İngilizce’deki sex kelimesi ise, gender literatüre girene kadar birinin cinsiyetini ifade etmeye yarayan tek kelimeydi, hem de seks yapmak (to have sex) anlamına geliyordu. Dolayısıyla aslında insanların oğlan veya erkek, kız veya kadın olarak kendilerini nasıl ifade ettiklerine gender kelimesinin bir alternatif olarak sunulması anlam karmaşasını önlemek adına fena bir katkı değildi.

Money bu gramatik kavramı, kendi çalışmalarında farklı cinsel yönelimlerden, translar ve atipik genital anatomiye sahip insanlardan bahsederken, akademik bir terim kullanabilmak adına ödünç aldı. Dolayısıyla aslında akademik bir ihtiyaca binaen türedi.

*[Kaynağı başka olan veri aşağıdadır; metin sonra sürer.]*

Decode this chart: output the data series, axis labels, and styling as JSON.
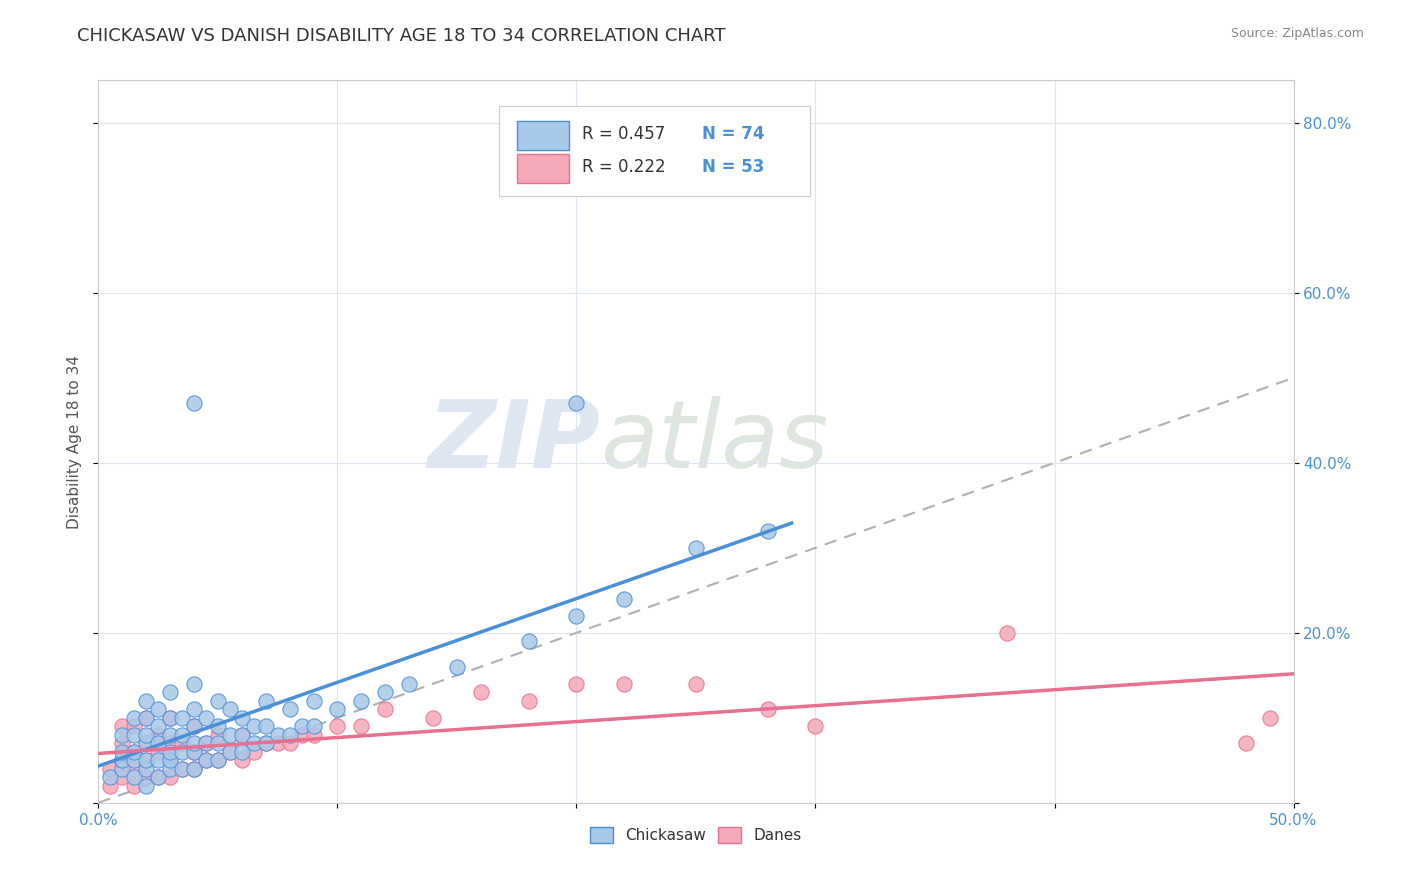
{
  "title": "CHICKASAW VS DANISH DISABILITY AGE 18 TO 34 CORRELATION CHART",
  "source": "Source: ZipAtlas.com",
  "ylabel": "Disability Age 18 to 34",
  "xlim": [
    0.0,
    0.5
  ],
  "ylim": [
    0.0,
    0.85
  ],
  "xticks": [
    0.0,
    0.1,
    0.2,
    0.3,
    0.4,
    0.5
  ],
  "xticklabels": [
    "0.0%",
    "",
    "",
    "",
    "",
    "50.0%"
  ],
  "yticks": [
    0.0,
    0.2,
    0.4,
    0.6,
    0.8
  ],
  "yticklabels": [
    "",
    "20.0%",
    "40.0%",
    "60.0%",
    "80.0%"
  ],
  "chickasaw_color": "#a8c8e8",
  "danes_color": "#f4a8b8",
  "chickasaw_line_color": "#4a90d9",
  "danes_line_color": "#e87090",
  "dashed_line_color": "#b0b0b0",
  "legend_r1": "R = 0.457",
  "legend_n1": "N = 74",
  "legend_r2": "R = 0.222",
  "legend_n2": "N = 53",
  "watermark_zip": "ZIP",
  "watermark_atlas": "atlas",
  "chickasaw_scatter_x": [
    0.005,
    0.01,
    0.01,
    0.01,
    0.01,
    0.015,
    0.015,
    0.015,
    0.015,
    0.015,
    0.02,
    0.02,
    0.02,
    0.02,
    0.02,
    0.02,
    0.02,
    0.025,
    0.025,
    0.025,
    0.025,
    0.025,
    0.03,
    0.03,
    0.03,
    0.03,
    0.03,
    0.03,
    0.035,
    0.035,
    0.035,
    0.035,
    0.04,
    0.04,
    0.04,
    0.04,
    0.04,
    0.04,
    0.045,
    0.045,
    0.045,
    0.05,
    0.05,
    0.05,
    0.05,
    0.055,
    0.055,
    0.055,
    0.06,
    0.06,
    0.06,
    0.065,
    0.065,
    0.07,
    0.07,
    0.07,
    0.075,
    0.08,
    0.08,
    0.085,
    0.09,
    0.09,
    0.1,
    0.11,
    0.12,
    0.13,
    0.15,
    0.18,
    0.2,
    0.22,
    0.25,
    0.28,
    0.04,
    0.2
  ],
  "chickasaw_scatter_y": [
    0.03,
    0.04,
    0.05,
    0.06,
    0.08,
    0.03,
    0.05,
    0.06,
    0.08,
    0.1,
    0.02,
    0.04,
    0.05,
    0.07,
    0.08,
    0.1,
    0.12,
    0.03,
    0.05,
    0.07,
    0.09,
    0.11,
    0.04,
    0.05,
    0.06,
    0.08,
    0.1,
    0.13,
    0.04,
    0.06,
    0.08,
    0.1,
    0.04,
    0.06,
    0.07,
    0.09,
    0.11,
    0.14,
    0.05,
    0.07,
    0.1,
    0.05,
    0.07,
    0.09,
    0.12,
    0.06,
    0.08,
    0.11,
    0.06,
    0.08,
    0.1,
    0.07,
    0.09,
    0.07,
    0.09,
    0.12,
    0.08,
    0.08,
    0.11,
    0.09,
    0.09,
    0.12,
    0.11,
    0.12,
    0.13,
    0.14,
    0.16,
    0.19,
    0.22,
    0.24,
    0.3,
    0.32,
    0.47,
    0.47
  ],
  "danes_scatter_x": [
    0.005,
    0.005,
    0.01,
    0.01,
    0.01,
    0.01,
    0.015,
    0.015,
    0.015,
    0.015,
    0.02,
    0.02,
    0.02,
    0.02,
    0.025,
    0.025,
    0.025,
    0.03,
    0.03,
    0.03,
    0.03,
    0.035,
    0.035,
    0.04,
    0.04,
    0.04,
    0.045,
    0.045,
    0.05,
    0.05,
    0.055,
    0.06,
    0.06,
    0.065,
    0.07,
    0.075,
    0.08,
    0.085,
    0.09,
    0.1,
    0.11,
    0.12,
    0.14,
    0.16,
    0.18,
    0.2,
    0.22,
    0.25,
    0.28,
    0.3,
    0.38,
    0.48,
    0.49
  ],
  "danes_scatter_y": [
    0.02,
    0.04,
    0.03,
    0.05,
    0.07,
    0.09,
    0.02,
    0.04,
    0.06,
    0.09,
    0.03,
    0.05,
    0.07,
    0.1,
    0.03,
    0.06,
    0.08,
    0.03,
    0.05,
    0.07,
    0.1,
    0.04,
    0.07,
    0.04,
    0.06,
    0.09,
    0.05,
    0.07,
    0.05,
    0.08,
    0.06,
    0.05,
    0.08,
    0.06,
    0.07,
    0.07,
    0.07,
    0.08,
    0.08,
    0.09,
    0.09,
    0.11,
    0.1,
    0.13,
    0.12,
    0.14,
    0.14,
    0.14,
    0.11,
    0.09,
    0.2,
    0.07,
    0.1
  ],
  "background_color": "#ffffff",
  "grid_color": "#dde5f0",
  "title_color": "#333333",
  "axis_label_color": "#555555",
  "tick_label_color": "#4a90d9",
  "watermark_color": "#d0dce8",
  "title_fontsize": 13,
  "ylabel_fontsize": 11,
  "tick_fontsize": 11,
  "legend_fontsize": 12,
  "chickasaw_line_x": [
    0.0,
    0.29
  ],
  "danes_line_x": [
    0.0,
    0.5
  ],
  "dashed_line_x": [
    0.0,
    0.5
  ],
  "dashed_line_y": [
    0.0,
    0.5
  ]
}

Türkçe karşılığı olan ‘’toplumsal cinsiyet’’ benzer bir linguistik geçmişi paylaşmadığı için biraz temelsiz kalıyor ve çeviride anlam kaybına uğruyor. Kelimeler tanımlarından ibaret değil neticede. Akraba olduğu diğer kelimelerle, etimolojik geçmişleriyle birlikte varlar.

Neyse.



Money yürüttüğü bir deney sonucunda cinsiyetin, cinsel kimliğin (gender identity) tamamen yetiştirme şeklinin bir sonucu olduğunu ilan etti. Bir oğlanı kız çocuğu olarak, bir kızı da oğlan çocuğu olarak yetiştirmek mümkündü. Tabi bu iddiası sayesinde, eril ve dişil davranış kalıplarının doğuştan olmadığını ve değiştirilebileceğini müjdelediği için feminist hareket tarafından kahraman ilan edildi.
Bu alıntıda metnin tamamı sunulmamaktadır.